Solo – Masyarakat Solo Raya dapat merasa tenang karena pasokan pangan pokok dipastikan aman menjelang Ramadan dan Idul Fitri 2026. Kepastian ini didapatkan setelah Bulog Kantor Cabang Surakarta bersama Dinas Perdagangan, Dinas Pangan, dan Satgas Pangan Polresta Surakarta melakukan inspeksi mendadak ke Pasar Legi, Selasa (24/2/2026).

Pimpinan Cabang Kantor Bulog Surakarta, Nanang Harianto, menyatakan sidak ini bertujuan untuk memantau potensi lonjakan harga di pasaran. "Sidak kami laksanakan untuk memantau lonjakan harga yang terjadi di pasaran," ujarnya. Hasil pemantauan menunjukkan stok beras dan minyak goreng di wilayah Solo Raya dalam kondisi aman.
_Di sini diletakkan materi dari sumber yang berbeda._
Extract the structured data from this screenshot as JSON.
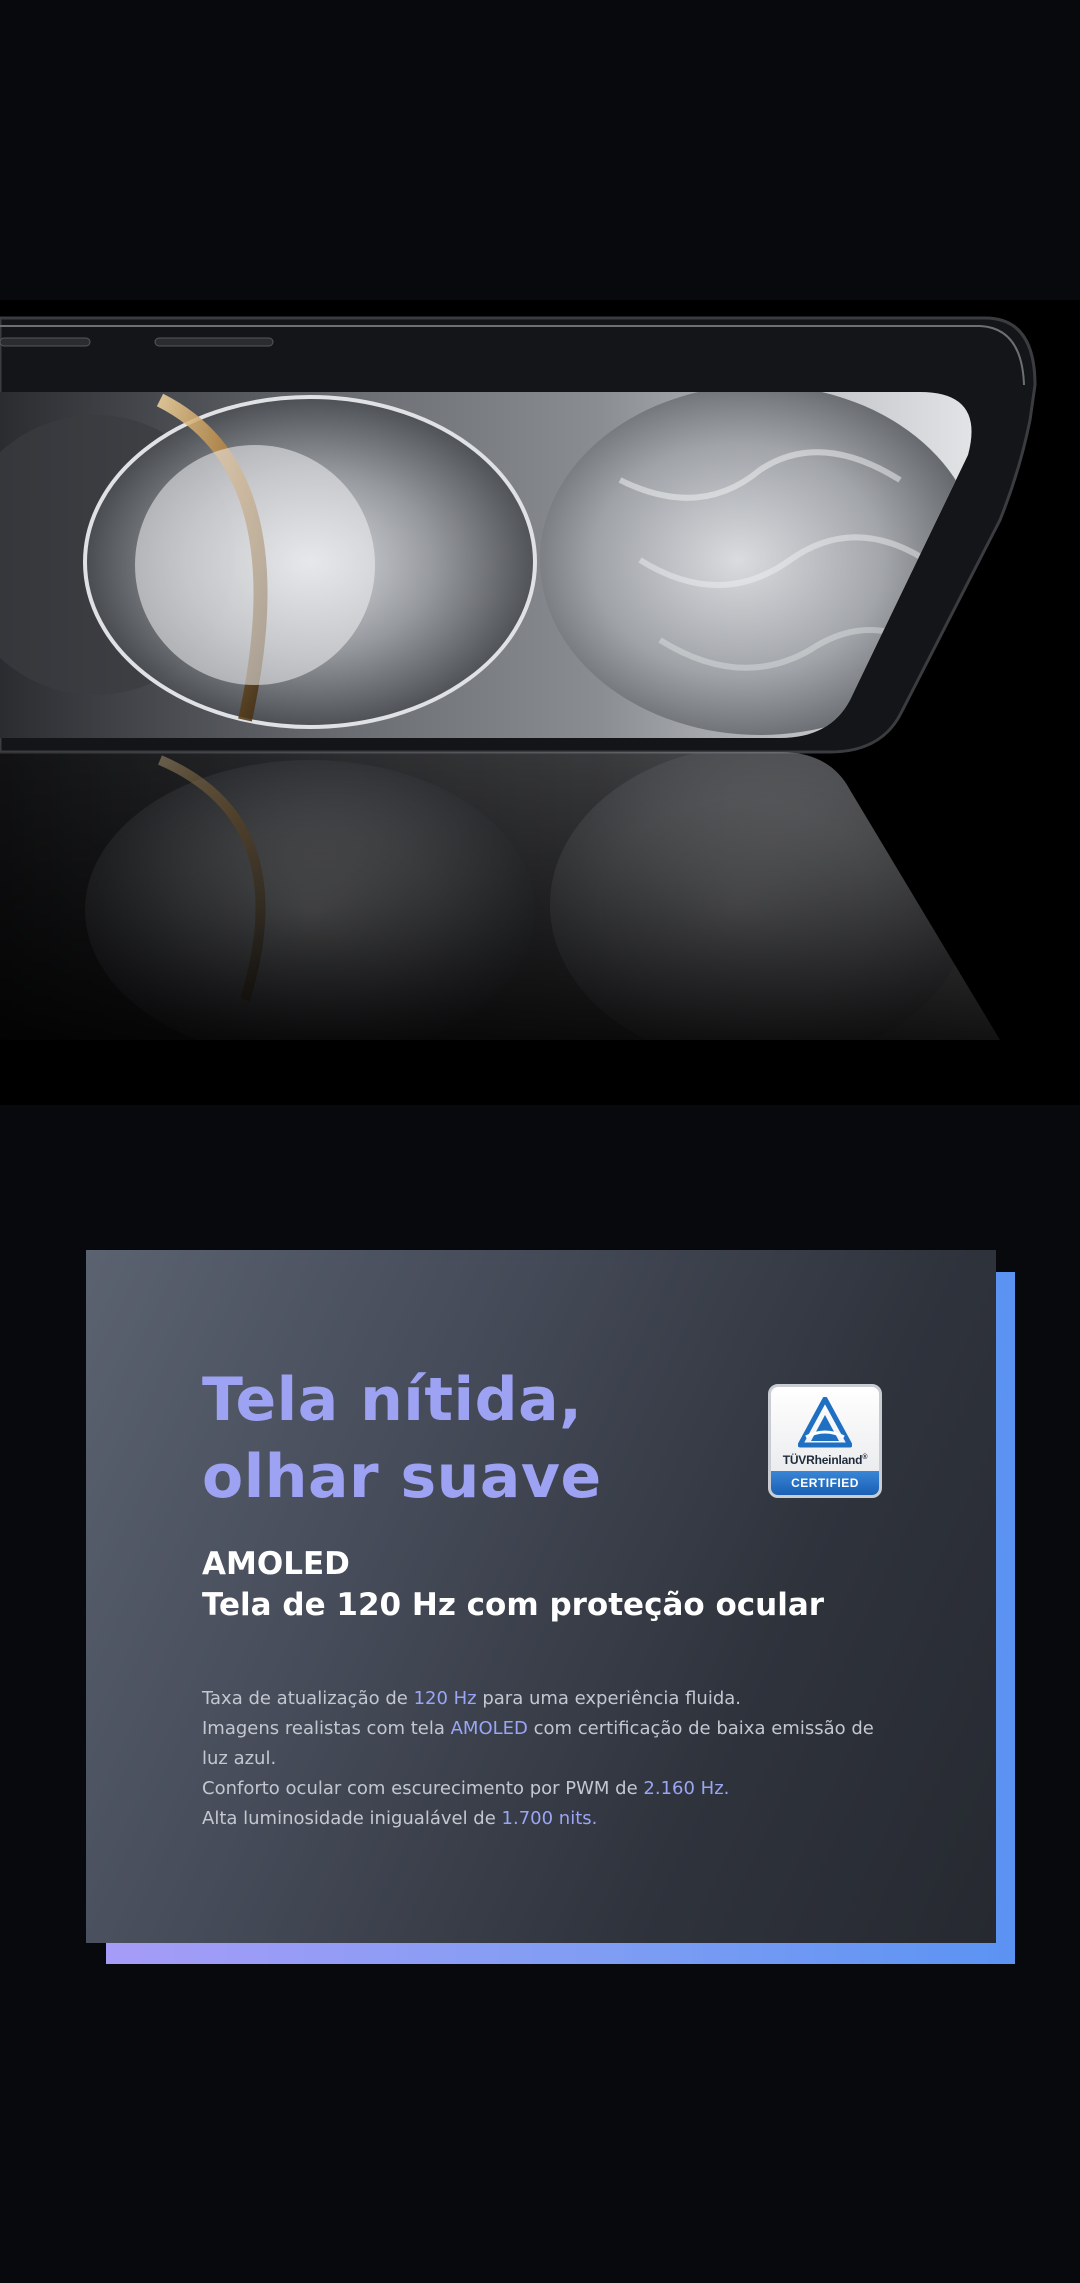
{
  "hero": {
    "image_name": "phone-display-hero"
  },
  "feature_card": {
    "headline_line1": "Tela nítida,",
    "headline_line2": "olhar suave",
    "badge": {
      "brand_prefix": "TÜV",
      "brand_name": "Rheinland",
      "registered": "®",
      "label": "CERTIFIED"
    },
    "subhead_line1": "AMOLED",
    "subhead_line2": "Tela de 120 Hz com proteção ocular",
    "body": {
      "line1_pre": "Taxa de atualização de ",
      "line1_hl": "120 Hz",
      "line1_post": " para uma experiência fluida.",
      "line2_pre": "Imagens realistas com tela ",
      "line2_hl": "AMOLED",
      "line2_post": " com certificação de baixa emissão de luz azul.",
      "line3_pre": "Conforto ocular com escurecimento por PWM de ",
      "line3_hl": "2.160 Hz.",
      "line4_pre": "Alta luminosidade inigualável de ",
      "line4_hl": "1.700 nits."
    }
  },
  "colors": {
    "page_background": "#08090c",
    "headline": "#9da2f3",
    "highlight": "#9aa6f5",
    "accent_blue": "#5b93f3",
    "accent_violet": "#a69cf7"
  }
}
Bahkan, Bulog telah menggelontorkan 9 ribu liter minyak goreng untuk didistribusikan kepada para pedagang di Pasar Legi. "Itu rutin kami laksanakan sekarang. Ke pedagang kios supaya penjualan minyak goreng tidak lebih dari HET (harga eceran tertinggi)," jelas Nanang.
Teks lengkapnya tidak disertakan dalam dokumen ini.